Martha Brill Olcott
Martha Brill Olcott specializes in the problems of development in Central Asia and the Caucasus, which her research has convinced her is the “edge of the heart of Islam, and not its periphery,” as well as its geopolitical context, including Russia, the Middle East, South Asia and China. Her current research priority is creating a digital archive on the collapse of the USSR working with a team of JMC and other MSU students. She is a visiting professor at James Madison College and a professor emeritus in the Department of Political Science at Colgate University. Appointed to Colgate’s faculty in 1975, she served as chairman of the department of political science from July 1984 through June 1990. Professor Olcott was named by President Clinton to be a Director of the Central Asian American Enterprise Fund and was named Vice Chairman. Earlier she held a formal appointment as Consultant on Central Asian Affairs for former Acting Secretary of State Lawrence Eagleburger. She served as a consultant for a large number of business and law firms with interests in Russia, Kazakhstan, Uzbekistan, Kyrgyzstan, Tajikistan and Turkmenistan, and has consulted with a number of governments, and international financial institutions. From 1995-2014, she was a senior associate with the Russia Eurasia Program at the Carnegie Endowment for International Peace in Washington, D.C., and the co-director of the al-Farabi Carnegie Program on Central Asia in Almaty, Kazakhstan.
Author's Books
Recipient of "Outstanding Academic Book" Award—CHOICE, 2006
With breathtaking speed, the republics of the former Soviet Union have been transformed into independent states expected to perform their own foreign policy functions. Yet many of these republics have little experience in foreign relations, and their appearance on the international stage may upset power balances in regions that are already unstable.
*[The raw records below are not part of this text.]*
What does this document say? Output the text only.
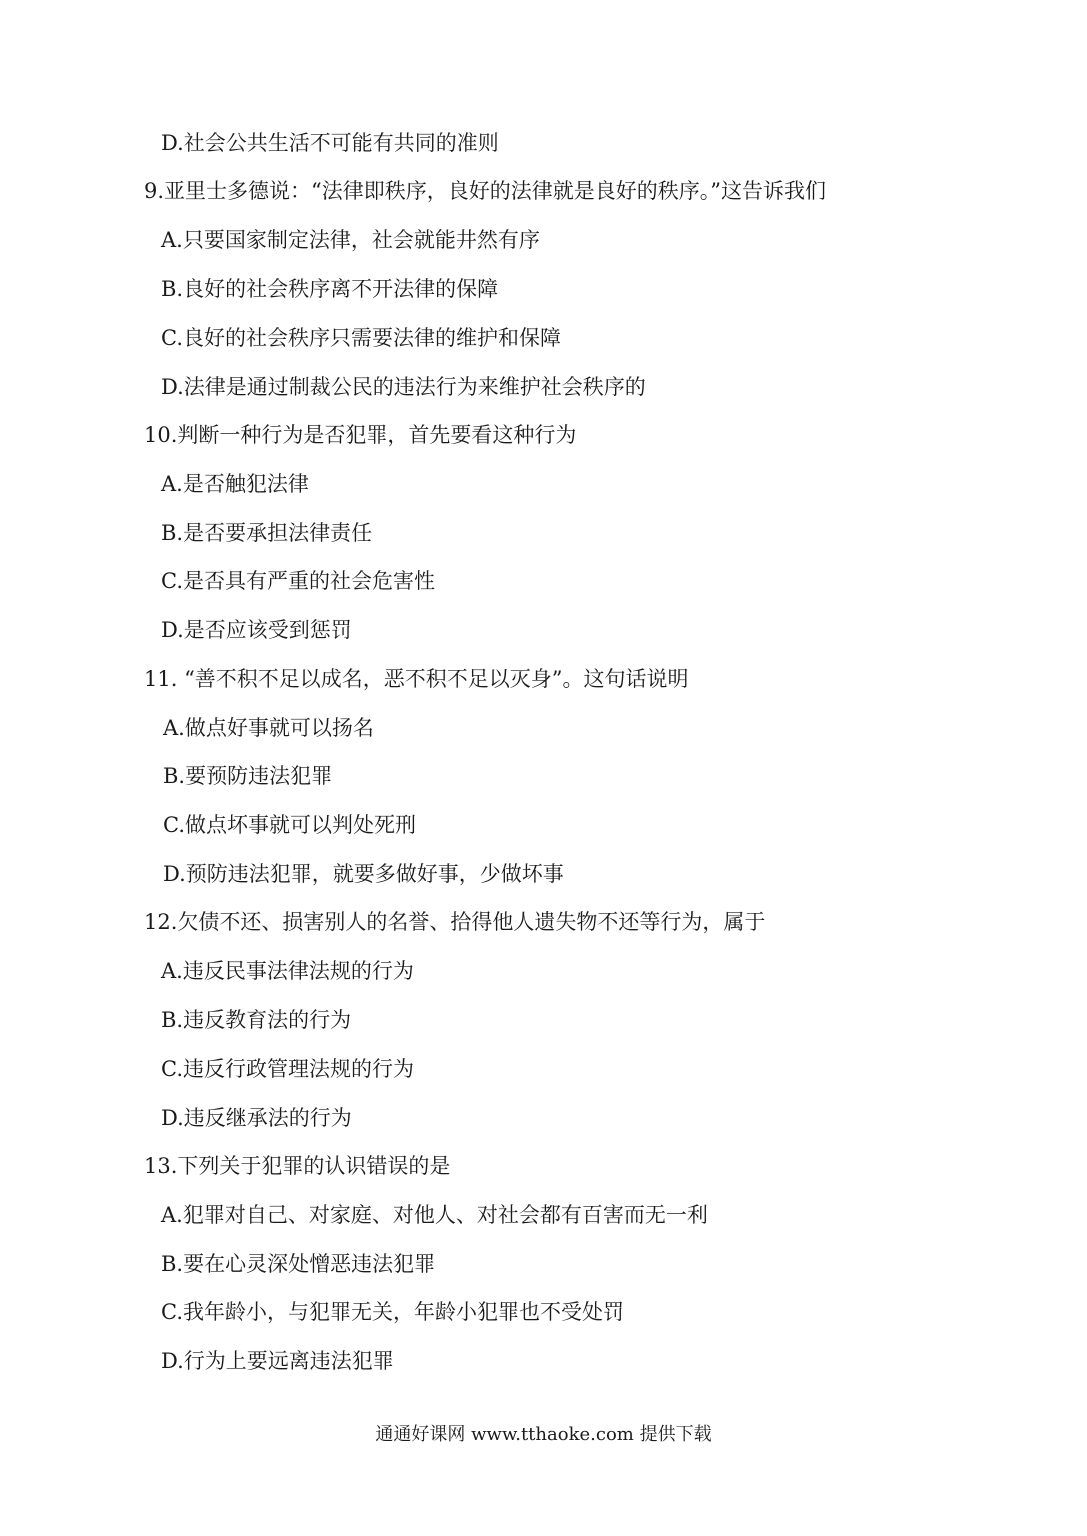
D.社会公共生活不可能有共同的准则
9.亚里士多德说：“法律即秩序，良好的法律就是良好的秩序。”这告诉我们
A.只要国家制定法律，社会就能井然有序
B.良好的社会秩序离不开法律的保障
C.良好的社会秩序只需要法律的维护和保障
D.法律是通过制裁公民的违法行为来维护社会秩序的
10.判断一种行为是否犯罪，首先要看这种行为
A.是否触犯法律
B.是否要承担法律责任
C.是否具有严重的社会危害性
D.是否应该受到惩罚
11. “善不积不足以成名，恶不积不足以灭身”。这句话说明
A.做点好事就可以扬名
B.要预防违法犯罪
C.做点坏事就可以判处死刑
D.预防违法犯罪，就要多做好事，少做坏事
12.欠债不还、损害别人的名誉、拾得他人遗失物不还等行为，属于
A.违反民事法律法规的行为
B.违反教育法的行为
C.违反行政管理法规的行为
D.违反继承法的行为
13.下列关于犯罪的认识错误的是
A.犯罪对自己、对家庭、对他人、对社会都有百害而无一利
B.要在心灵深处憎恶违法犯罪
C.我年龄小，与犯罪无关，年龄小犯罪也不受处罚
D.行为上要远离违法犯罪
通通好课网 www.tthaoke.com 提供下载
The new Central Asian states in particular are becoming of increasing interest to the West, because of their enormous resource base, especially oil and gas; their large, mostly Muslim, population; and their relative proximity to the volatile Middle East. But there is a dearth of informed analysis on this much misunderstood region.
This timely volume helps fill that gap by closely examining the developing foreign policies of the Central Asia republics—especially Kazakhstan, Kyrgyzstan, and Uzbekistan. It describes in detail how they handled their transitions to statehood and draws important conclusions about the implications for regional and international peace and security.